Questionamentos como a quem cabe à promoção do direito à Literatura, exigiram dos participantes uma ampla análise social do papel das instituições sociais estabelecidas e sobre como a sociedade sobrecarrega a figura do professor neste processo. Indagações sobre quando começa a construção cultural do ser humano e qual a responsabilidade de cada um neste processo enquanto ser social, também promoveram discussões positivas.

Para a aluna do 5º ano de Direito da Fema e Historiadora, Andrea Rossi, “por mais que se tente incentivar a leitura, existe no país um problema maior, instrumental, se levarmos em consideração o grande número de analfabetos ainda presentes nas estatísticas do país. O direito à Literatura é uma questão sistemática e histórica. A literatura deve ser parte do sujeito. Devemos andar com um livro embaixo do braço”, finalizou.

Sobre as contribuições do Direito à Literatura, a Professora Eliane ainda lembrou que no Exame da OAB o mais cobrado é leitura e interpretação de texto. E lembrou que o sistema está em crise e por isto os pais desprovidos dos seus direitos acabam por sobrecarregar a Escola.

A Profª Drª Marcia ainda citou a música “Comida”, do grupo de rock nacional Titãs, que diz “a gente não quer só comida, a gente quer bebida, diversão e arte”, dizendo ser uma sonhadora, pois, ao ler o trecho de Candido que questiona o direito das pessoas mais simples de lerem grandes autores e filósofos, afirma que acredita que este é um direito de todos. A Professora teve a colaboração da professora Eliane que solicitou a leitura do trecho de Candido que diz que a literatura é uma necessidade universal, e a sua falta é capaz de mutilar uma personalidade.

Finalizando, a Profª Drª Eliane agradeceu a participação dos representantes da UENP, agradeceu a parceria na figura do Prof. Dr. Thiago e encerrou resumindo a importância do diálogo entre as áreas de conhecimento e pesquisa, dizendo “O destino do livro na sociedade, também é o destino da sociedade”.

Sobre a experiência, a aluna do 4º ano de Letras da UENP bolsista do projeto financiado pela PROEXT/MEC, Jéssica Fernanda Rech, afirmou que, a princípio, não sabia como integrar Letras e Direito. E que os trabalhos iniciais do Projeto, com as orientações e leituras de obras das duas áreas, a ensinaram muito: “Dentro do Projeto que estamos desenvolvendo, tenho conhecido casos e aprendido a conhecer o universo da medida socioeducativa e tudo tem me enriquecido muito. A troca de experiência promovida na reunião de hoje, trouxe a visão de alunos da área de Direito, o que muito irá me auxiliar na execução do Projeto. Conhecer projetos de pesquisa de outros alunos, de outras áreas e de outro Estado foi muito enriquecedor. Também sei que futuramente, como professora, todo o conhecimento sobre o Direito apreendido, principalmente os relacionados à infância e juventude irão me ajudar muito”, finalizou Jéssica.
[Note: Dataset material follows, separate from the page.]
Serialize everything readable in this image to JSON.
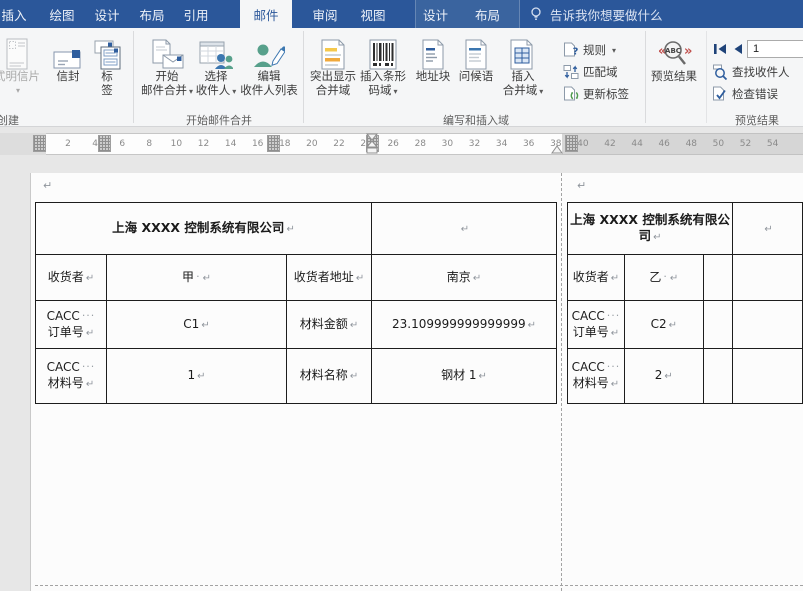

Para a aluna do curso de Direito da Fema, Cecília Barchi, “quando elaboramos um projeto científico trabalhamos com o tema de forma individualizada, só há a discussão entre orientador e orientando. Acredito que, tanto para mim quanto para os outros participantes, este debate nos proporcionou novas ideias, novos pontos de vista, novas curiosidades, esclarecimentos e dúvidas, além da empolgante troca de experiência não somente entre alunos da Fema, mas também de outros municípios e Estados. Participar de momentos como este, inspira e entusiasma cada vez mais a produção e a divulgação do próprio projeto científico”, finalizou a aluna.